The therapy is based on an attenuated Schwarz strain measles virus, genetically engineered with a key modification: deletion of the C protein that normally helps viruses evade immune detection. This deletion triggers a stronger immune response against tumors.
Key mechanisms:
- Targets tumor cells via the CD46 receptor (overexpressed on cancer cells)
- Induces immunogenic cell death, alerting the immune system to attack
- Reactivates “cold” tumors that evade standard immunotherapy
- Combines well with checkpoint inhibitors
Preclinical Results
Laboratory studies show promising results for mesothelioma:
| Metric | Result |
|---|---|
| Tumor mass reduction | 60-70% in mesothelioma models |
| Potency vs standard measles | 2-3x more effective at killing tumor cells |
| Activity rate | >70% of human tumor cell lines tested |
| Survival with combo therapy | 100% in mice (with anti-CTLA-4) |
The combination with anti-CTLA-4 antibody immunotherapy achieved complete survival in animal models, suggesting MVdeltaC may enhance the effectiveness of existing checkpoint inhibitors.
Orphan drug designation provides Oncovita with tax credits for clinical trials, waived FDA application fees, and up to seven years of market exclusivity if approved. It does not guarantee approval but signals FDA recognition of unmet medical need.
Path to Human Trials
Oncovita plans to begin first-in-human trials by 2026, initially focusing on solid tumors that have not responded to checkpoint inhibitors. Mesothelioma is a priority indication given the limited options for patients after first-line chemotherapy and immunotherapy.
The company, a spinoff from Institut Pasteur in Paris, has focused specifically on measles-based cancer therapies. MVdeltaC is their lead candidate.

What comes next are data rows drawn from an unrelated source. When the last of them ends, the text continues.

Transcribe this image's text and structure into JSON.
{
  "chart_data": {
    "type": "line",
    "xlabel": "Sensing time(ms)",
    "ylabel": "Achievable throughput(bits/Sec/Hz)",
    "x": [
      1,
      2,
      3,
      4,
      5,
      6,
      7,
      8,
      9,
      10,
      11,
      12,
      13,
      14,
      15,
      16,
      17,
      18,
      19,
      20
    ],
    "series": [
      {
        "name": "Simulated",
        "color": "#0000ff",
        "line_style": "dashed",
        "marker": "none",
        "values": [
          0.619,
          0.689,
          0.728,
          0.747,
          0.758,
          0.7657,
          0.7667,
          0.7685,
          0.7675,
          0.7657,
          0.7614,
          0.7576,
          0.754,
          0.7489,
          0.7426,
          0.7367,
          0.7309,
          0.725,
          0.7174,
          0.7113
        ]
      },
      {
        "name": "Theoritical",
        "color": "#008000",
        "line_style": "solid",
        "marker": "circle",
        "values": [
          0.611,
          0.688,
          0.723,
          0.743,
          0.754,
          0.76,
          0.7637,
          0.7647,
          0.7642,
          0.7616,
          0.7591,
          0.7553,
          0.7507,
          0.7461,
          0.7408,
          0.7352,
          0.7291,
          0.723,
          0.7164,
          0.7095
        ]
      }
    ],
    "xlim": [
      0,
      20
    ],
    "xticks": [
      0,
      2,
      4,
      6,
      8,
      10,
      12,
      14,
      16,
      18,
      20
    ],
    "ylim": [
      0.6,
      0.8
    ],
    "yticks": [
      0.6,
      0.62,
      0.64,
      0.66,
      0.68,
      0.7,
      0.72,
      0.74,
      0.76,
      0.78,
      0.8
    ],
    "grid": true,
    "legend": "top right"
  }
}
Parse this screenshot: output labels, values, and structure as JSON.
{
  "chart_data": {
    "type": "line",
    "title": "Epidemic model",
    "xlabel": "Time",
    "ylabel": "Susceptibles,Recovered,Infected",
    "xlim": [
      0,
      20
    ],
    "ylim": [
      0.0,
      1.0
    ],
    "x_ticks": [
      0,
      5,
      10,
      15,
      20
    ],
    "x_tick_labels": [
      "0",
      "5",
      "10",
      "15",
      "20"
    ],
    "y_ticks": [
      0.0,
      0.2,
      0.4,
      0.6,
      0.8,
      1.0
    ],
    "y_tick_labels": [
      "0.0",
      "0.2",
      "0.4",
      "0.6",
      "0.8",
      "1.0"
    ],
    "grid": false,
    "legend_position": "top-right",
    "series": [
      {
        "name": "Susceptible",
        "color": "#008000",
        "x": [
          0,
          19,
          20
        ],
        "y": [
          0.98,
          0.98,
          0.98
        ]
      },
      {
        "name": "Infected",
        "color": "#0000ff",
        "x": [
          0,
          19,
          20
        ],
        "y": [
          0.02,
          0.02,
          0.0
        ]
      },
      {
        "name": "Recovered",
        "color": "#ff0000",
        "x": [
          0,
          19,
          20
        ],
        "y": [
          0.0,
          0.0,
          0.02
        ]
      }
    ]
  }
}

What This Means for Patients
For mesothelioma patients, MVdeltaC represents a fundamentally different approach than current treatments:
- Novel mechanism: Unlike chemotherapy or standard immunotherapy, oncolytic viruses directly infect tumors
- Immune activation: May help patients whose tumors are “cold” and unresponsive to checkpoint inhibitors
- Combination potential: Early data suggests synergy with existing immunotherapies
Clinical trials are still at least a year away. Patients interested in novel therapies should discuss current clinical trial options with their oncology team.
What is MVdeltaC?▼
MVdeltaC is a genetically modified measles virus designed to selectively infect and kill cancer cells. Developed by French biotech Oncovita, it has received FDA orphan drug designation for pleural mesothelioma. The modification removes the C protein, triggering stronger immune responses against tumors.
What is orphan drug designation?▼
FDA orphan drug designation is granted for therapies targeting diseases affecting fewer than 200,000 Americans annually. It provides tax credits, fee waivers, and seven years market exclusivity if approved. It does not guarantee the drug will be approved.
When will clinical trials begin?▼
Oncovita plans to begin first-in-human trials by 2026 for solid tumors including mesothelioma. The therapy is currently at the pre-IND/CTA stage, meaning regulatory submissions are being prepared.
How effective was MVdeltaC in studies?▼
In preclinical models, MVdeltaC reduced tumor mass by 60-70% and was 2-3x more potent than standard measles virus. Combined with anti-CTLA-4 immunotherapy, it achieved 100% survival in mice with mesothelioma.